By David Grimes, Chief Executive Officer
I spent the morning of our first day at Retail Week Live, prepping for my mainstage panel. Chaired by Henry Wallop, I joined leading retailers Peter Pritchard (CEO of Pets at Home), Miriam Lahage (CEO of Figleaves) and Morgan Fowles (COO of Spoke London), to discuss how retailers can turn Amazon’s dominance into their biggest opportunity. It was great chance to represent Sorted, as I felt I could give the retailers an insight on how to really nail the last mile of their customer’s purchasing experience. Amazon are at the top of their game right now, by setting delivery expectations for the retail industry – who says retailers can’t learn from them, or do even better?
Henry began by polling the audience on whether they had an Amazon Prime account. Naturally, the vast majority of the audience, as well as myself and the other panelists, raised our hands. And with no messing about, we were hit with the question on every retailer’s mind, ‘How do you compete with Amazon?’. I’m sure that each of the retailer’s answers rang true. “It’s all about being everything that Amazon isn’t” – Peter Pritchard made it clear throughout the session that Amazon can feel inhuman compared to other retailers, with the bold statement that “Amazon have no emotion, it’s a machine”. I partly agreed with Peter on this one, especially when it comes to retailers like those on the panel, that have a niche and a level of detail in their product. I noticed that Miriam Lahage echoed his point, speaking about Figleaves as a ‘daredevil’. She explained how being a specialist is your most important advantage, “Nobody knows lingerie and swimwear fitting like we do, that’s a niche they [Amazon] can never be experts in”. I think they both have a great point, but as I explained to the panel; aside from this, it’s about the experience that Amazon offer after checkout that really defines their customer experience and sets them at the forefront of online retailers.

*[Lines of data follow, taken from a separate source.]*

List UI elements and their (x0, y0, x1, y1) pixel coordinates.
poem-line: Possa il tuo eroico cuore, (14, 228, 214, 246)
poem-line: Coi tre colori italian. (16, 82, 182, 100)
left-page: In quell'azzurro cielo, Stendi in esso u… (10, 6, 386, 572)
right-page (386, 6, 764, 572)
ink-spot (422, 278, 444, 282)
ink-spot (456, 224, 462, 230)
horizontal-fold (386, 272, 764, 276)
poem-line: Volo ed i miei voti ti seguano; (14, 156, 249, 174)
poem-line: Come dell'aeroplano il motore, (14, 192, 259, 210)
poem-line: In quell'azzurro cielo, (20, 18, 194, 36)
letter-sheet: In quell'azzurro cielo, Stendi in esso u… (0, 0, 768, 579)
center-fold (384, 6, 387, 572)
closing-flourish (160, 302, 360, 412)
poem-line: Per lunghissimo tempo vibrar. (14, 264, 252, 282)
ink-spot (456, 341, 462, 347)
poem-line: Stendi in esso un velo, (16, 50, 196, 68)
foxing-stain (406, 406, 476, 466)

“We train our people for a year to have those personal, one to one conversations.”— Sorted (@SortedOfficial) March 27, 2019
Peter, CEO of @PetsatHome, says that service is something people crave. And that’s not something they can always find through a screen. #RWL19 pic.twitter.com/dlf3FGty8r
One thing that can set some retailers apart from Amazon, particularly luxury brands like Spoke London, is that their niche product catalogue makes it easier to recommend relevant products. Morgan Fowles explained that Amazon’s recommendation engine doesn’t work for consumers, “The Spoke London browsing experience allows the customer to dive deep into the search and discovery process, with relevant suggested products”. However, it seems to me that some brands just don’t put the same level of investment or resource into their delivery experience. Amazon have set the bar so, as consumers, we want next day and even same day delivery from all online retailers – something that not all have achieved just yet.
Amazon’s recommendation engine is something that often doesn’t work for consumers, says @Spoke_London CEO Morgan. So, does that mean there’s more power in peer to peer recommendations, retargeting or predictive tech? How can retailers own this area? #RWL19 pic.twitter.com/3GcPnlG68M— Sorted (@SortedOfficial) March 27, 2019
The brands on the panel were in agreement that to create an engaging brand experience, they must get inside their customer’s minds. Peter rightly said, your biggest competitive advantage is to “understand your customer better than Amazon ever could”. The retailers concurred that their brand experience needs to appear consistent. Miriam stressed the importance of “sequential messaging that makes sense and comes together across the brand”, as well as “packaging that creates customer intimacy and a relationship.” It’s very obvious that it’s the personalisation and brand/consumer relationship that is extremely valuable and impossible to forge. Peter strongly stated that one of the reasons you shop direct, online or in store, with Pets at Home, is because of the human understanding, trust and relationship you build with the brand. Now, this is something I’m totally on board with. Owning your customer is crucial, regardless of the channel. I had to add to this during the panel, relating it to how AmazonGO may not be exactly what the company had envisaged, because the whole experience is completely inhuman – but I suppose it’s not as if they have much of a human presence online either.
These retailers can keep their brand identity right through to the last mile. By using their knowledge of their own customers, how to engage with them and the personalisation they can achieve when linking online and offline. With this know-how behind them, the retailer’s option to compete with Amazon is to partner with companies that can provide the tech needed to help carry their brand identity all the way to your customer’s doorstep. Personalising and owning your brand experience from start to finish – that’s what creates loyal customers. That’s how Amazon’s dominance becomes your biggest opportunity.